Kärntner Web-Helden von morgen
Am Donnerstag wurden die Siegerprojekte beim Jugendbewerb von Kärnten Klick-Award geehrt.

Foto © HolzerIdeen als Treibstoff für die Zukunft: Die Preisträger zeigten, dass Kärntens Jugendliche fit fürs Web sind
Dass die Zukunft im Web liegt, sollte allen klar sein. Daher rief die Kleine Zeitung und die Kärntner Breitbandoffensive im Vorjahr Jugendliche auf, Ideen zu liefern. Ideen, wie sie sich das Internet in Zukunft vorstellen. Die eingereichten Projekte machen Hoffnung für die Zukunft, denn sie zeigen, dass Kärntens Jugend, ganz vorne mit dabei sind. Gestern wurden die drei Siegerprojekte gekürt und mit Gutscheinen für den "Cube" am Nassfeld belohnt.
Glutenfrei: Den ersten Platz errang Sophie Grünanger.

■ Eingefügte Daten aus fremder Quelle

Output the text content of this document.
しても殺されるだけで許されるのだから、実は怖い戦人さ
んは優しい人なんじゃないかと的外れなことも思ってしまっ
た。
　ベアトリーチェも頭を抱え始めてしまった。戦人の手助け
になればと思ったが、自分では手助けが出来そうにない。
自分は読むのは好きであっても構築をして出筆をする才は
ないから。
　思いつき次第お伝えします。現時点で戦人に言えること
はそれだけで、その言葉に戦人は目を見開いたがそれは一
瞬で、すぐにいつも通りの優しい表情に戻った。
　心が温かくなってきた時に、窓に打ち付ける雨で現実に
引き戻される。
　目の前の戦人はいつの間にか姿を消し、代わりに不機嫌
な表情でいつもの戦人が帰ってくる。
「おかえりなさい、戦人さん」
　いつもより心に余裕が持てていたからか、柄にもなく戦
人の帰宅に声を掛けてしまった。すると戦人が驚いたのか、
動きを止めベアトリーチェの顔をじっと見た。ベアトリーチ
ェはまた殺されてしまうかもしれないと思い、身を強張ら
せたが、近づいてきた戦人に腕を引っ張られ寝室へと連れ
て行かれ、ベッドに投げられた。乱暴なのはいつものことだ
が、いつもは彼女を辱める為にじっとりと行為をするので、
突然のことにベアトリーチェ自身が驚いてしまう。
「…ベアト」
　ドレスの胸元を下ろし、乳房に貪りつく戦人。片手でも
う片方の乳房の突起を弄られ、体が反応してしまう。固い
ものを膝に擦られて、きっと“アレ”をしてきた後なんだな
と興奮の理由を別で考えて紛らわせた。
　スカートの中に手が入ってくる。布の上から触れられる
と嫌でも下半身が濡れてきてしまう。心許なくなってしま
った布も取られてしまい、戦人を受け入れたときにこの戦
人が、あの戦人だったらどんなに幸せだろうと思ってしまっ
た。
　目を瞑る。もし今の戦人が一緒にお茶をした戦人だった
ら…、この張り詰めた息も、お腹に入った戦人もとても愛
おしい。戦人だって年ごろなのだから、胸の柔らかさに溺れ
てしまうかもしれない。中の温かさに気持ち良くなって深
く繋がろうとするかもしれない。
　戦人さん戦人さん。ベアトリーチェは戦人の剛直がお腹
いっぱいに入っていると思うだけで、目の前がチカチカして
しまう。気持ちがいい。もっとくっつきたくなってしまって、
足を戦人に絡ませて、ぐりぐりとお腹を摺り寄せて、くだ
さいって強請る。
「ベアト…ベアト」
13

Die zehnjährige Wernbergerin (siehe Seite 15) will mit einer Web-Datenbank anderen helfen, die wie sie an Zöliakie leiden.
Just an Easy Blog: Aufgabe war es, Ideen für das Web zu liefern. Das Team "Easycoders" mit Stefan More (17), Lukas Burgstaller (16) und Christoph Hillebold (18) ging einen Schritt weiter und programmierten gleich drauf los. Ihre Anstrengungen wurden ex aequo mit einem Platz ganz oben am Stockerl belohnt.
Kostenlos. Mittlerweile ist die Version 1.0 ihres Weblog-Systems fertig. "Allerdings gibt's da und dort noch ein paar Fehler", meint More. Version 2.0 ist gerade im Entstehen und wird allen als OpenSource kostenlos zum Download angeboten. Das Erstaunliche: Großen Vorbildern wie Wordpress steht das System der jungen Kärntner um nichts nach. Wer sich einen Eindruck davon machen will, schaut auf www.easycoders.org vorbei.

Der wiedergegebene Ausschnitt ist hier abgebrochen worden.